= The Old Regime and the Revolution =

1856 book by Alexis de Tocqueville

Alexis de Tocqueville, L'Ancien Régime et la Révolution, Lévy, 1866

L'Ancien Régime et la Révolution (1856) is a work by the French historian Alexis de Tocqueville translated in English as either The Old Regime and the Revolution or The Old Regime and the French Revolution.

The book analyzes French society before the French Revolution, the Ancien Régime, and investigates the forces that caused the Revolution. It is one of the major early historical works on the French Revolution. In this book, de Tocqueville develops his main theory about the French Revolution, the theory of continuity, in which he states that even though the French tried to dissociate themselves from the past and from the autocratic old regime, they eventually reverted to a powerful central government.

==L'Ancien Régime and the French Revolution==
Tocqueville argued that the aim of the French Revolution (1789–1799), while demonstrably anti-clerical, was not so much to destroy the sovereignty of religious faith as to tear down all forms of the Ancien Régime, of which the established church was a foremost symbol, nor to create a state of permanent disorder. The revolution should be read, he maintained, primarily as a movement for political and social reform. Contrary to the views expressed by the participants in the Revolution themselves, there was an increase in neither the power nor the jurisdiction of the central authority. Instead, control of these forms was wrested from the monarchy and transferred in quick succession first to the People themselves and from there to a powerful autocracy. The Revolution never intended to change the whole nature of the traditional society. The chief permanent achievement of the French Revolution was the suppression of those political institutions, commonly described as feudal, which for many centuries had held unquestioned sway in most European countries. The Revolution set out to replace them with a new social and political order, based on the concepts of freedom and equality. In France, both before and after the Revolution, people relied on central authority instead of becoming economically or politically active themselves. By contrast, in the United States, political action permeated to even the lower levels of society.
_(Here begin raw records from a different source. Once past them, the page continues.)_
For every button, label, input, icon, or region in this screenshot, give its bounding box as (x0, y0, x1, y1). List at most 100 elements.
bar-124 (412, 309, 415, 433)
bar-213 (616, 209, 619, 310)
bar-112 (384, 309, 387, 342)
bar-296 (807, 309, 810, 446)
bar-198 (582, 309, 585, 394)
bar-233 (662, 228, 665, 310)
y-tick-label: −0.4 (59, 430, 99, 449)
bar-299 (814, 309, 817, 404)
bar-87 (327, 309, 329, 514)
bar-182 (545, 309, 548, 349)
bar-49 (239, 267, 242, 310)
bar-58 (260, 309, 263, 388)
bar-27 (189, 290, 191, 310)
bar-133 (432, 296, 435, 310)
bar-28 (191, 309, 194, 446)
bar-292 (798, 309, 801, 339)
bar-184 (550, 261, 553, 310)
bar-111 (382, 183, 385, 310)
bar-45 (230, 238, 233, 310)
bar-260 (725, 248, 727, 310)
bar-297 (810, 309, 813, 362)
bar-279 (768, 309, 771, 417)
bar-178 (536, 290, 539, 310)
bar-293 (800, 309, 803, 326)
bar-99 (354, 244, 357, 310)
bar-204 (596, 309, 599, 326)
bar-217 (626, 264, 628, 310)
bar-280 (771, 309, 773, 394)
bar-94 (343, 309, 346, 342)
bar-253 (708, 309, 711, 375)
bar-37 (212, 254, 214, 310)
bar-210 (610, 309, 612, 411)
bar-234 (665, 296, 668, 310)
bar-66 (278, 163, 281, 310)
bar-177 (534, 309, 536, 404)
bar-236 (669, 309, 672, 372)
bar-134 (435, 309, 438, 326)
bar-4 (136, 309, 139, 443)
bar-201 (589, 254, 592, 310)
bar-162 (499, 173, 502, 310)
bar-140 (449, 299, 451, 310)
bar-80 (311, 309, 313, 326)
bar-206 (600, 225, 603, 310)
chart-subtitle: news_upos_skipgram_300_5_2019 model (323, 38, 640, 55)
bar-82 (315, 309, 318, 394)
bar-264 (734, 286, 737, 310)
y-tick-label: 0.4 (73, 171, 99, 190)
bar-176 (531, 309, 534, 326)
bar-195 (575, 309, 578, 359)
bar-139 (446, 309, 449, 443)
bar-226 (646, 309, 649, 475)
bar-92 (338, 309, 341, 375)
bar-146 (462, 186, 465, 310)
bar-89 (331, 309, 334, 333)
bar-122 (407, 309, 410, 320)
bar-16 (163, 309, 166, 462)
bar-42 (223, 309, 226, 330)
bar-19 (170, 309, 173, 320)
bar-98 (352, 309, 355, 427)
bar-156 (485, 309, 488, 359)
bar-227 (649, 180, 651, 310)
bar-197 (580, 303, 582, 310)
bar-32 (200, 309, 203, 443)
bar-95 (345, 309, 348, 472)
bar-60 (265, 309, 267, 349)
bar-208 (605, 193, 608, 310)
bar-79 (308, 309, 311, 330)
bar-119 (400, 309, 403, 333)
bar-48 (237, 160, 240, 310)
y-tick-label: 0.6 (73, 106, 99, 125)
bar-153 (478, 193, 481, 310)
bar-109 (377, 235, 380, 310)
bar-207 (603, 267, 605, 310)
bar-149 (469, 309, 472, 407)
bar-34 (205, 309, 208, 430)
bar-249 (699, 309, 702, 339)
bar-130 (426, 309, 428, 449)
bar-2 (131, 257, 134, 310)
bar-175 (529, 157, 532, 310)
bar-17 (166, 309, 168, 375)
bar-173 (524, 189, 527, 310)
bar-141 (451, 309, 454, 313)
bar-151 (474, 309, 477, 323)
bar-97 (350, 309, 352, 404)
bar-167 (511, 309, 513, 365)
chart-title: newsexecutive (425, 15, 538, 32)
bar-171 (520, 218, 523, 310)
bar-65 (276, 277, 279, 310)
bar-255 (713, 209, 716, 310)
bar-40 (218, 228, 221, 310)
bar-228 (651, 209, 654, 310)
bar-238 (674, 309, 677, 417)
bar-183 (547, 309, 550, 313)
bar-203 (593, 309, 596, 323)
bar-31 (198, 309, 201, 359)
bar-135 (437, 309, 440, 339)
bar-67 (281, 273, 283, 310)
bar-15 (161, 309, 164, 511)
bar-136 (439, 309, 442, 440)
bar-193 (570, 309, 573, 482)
There, private individuals formed the basis of economic and political life, but, in France, the centre of political gravity resided in a chaotic bureaucracy answerable only to the monarchy form of government.
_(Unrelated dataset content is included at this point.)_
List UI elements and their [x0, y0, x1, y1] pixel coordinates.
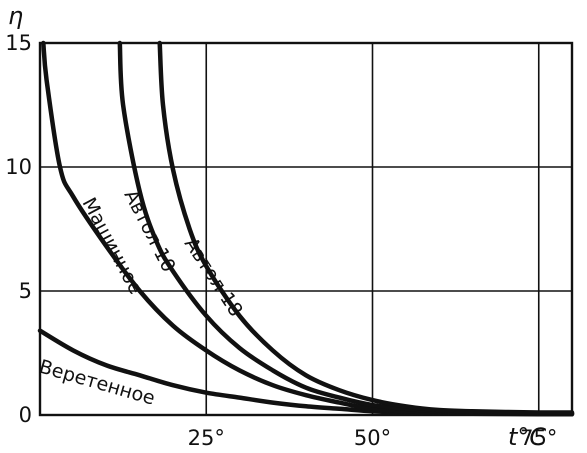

Another theme of the book is the complete dissociation between French social classes, called the Estates, of which there were three – the clergy, the nobility, and the common people. Although this dissociation arose from social divisions imposed by the feudal system, the gradual disintegration of that system after the Middle Ages resulted, paradoxically, in social dissociation becoming increasingly complete. Whereas the feudal lord had at least a partial symbiosis with his tenants, the post-feudal nobility became absentee landlords, left their ancestral estates in the hands of caretakers, and flocked to Versailles; the seat of the monarchy and central government. The nobility accordingly lost all connection with the rural poor (located mostly outside of Paris), while the growing middle class emulated the nobility. By the late 18th century, the separation of classes was complete, breeding the class hatred demonstrated in the Revolution.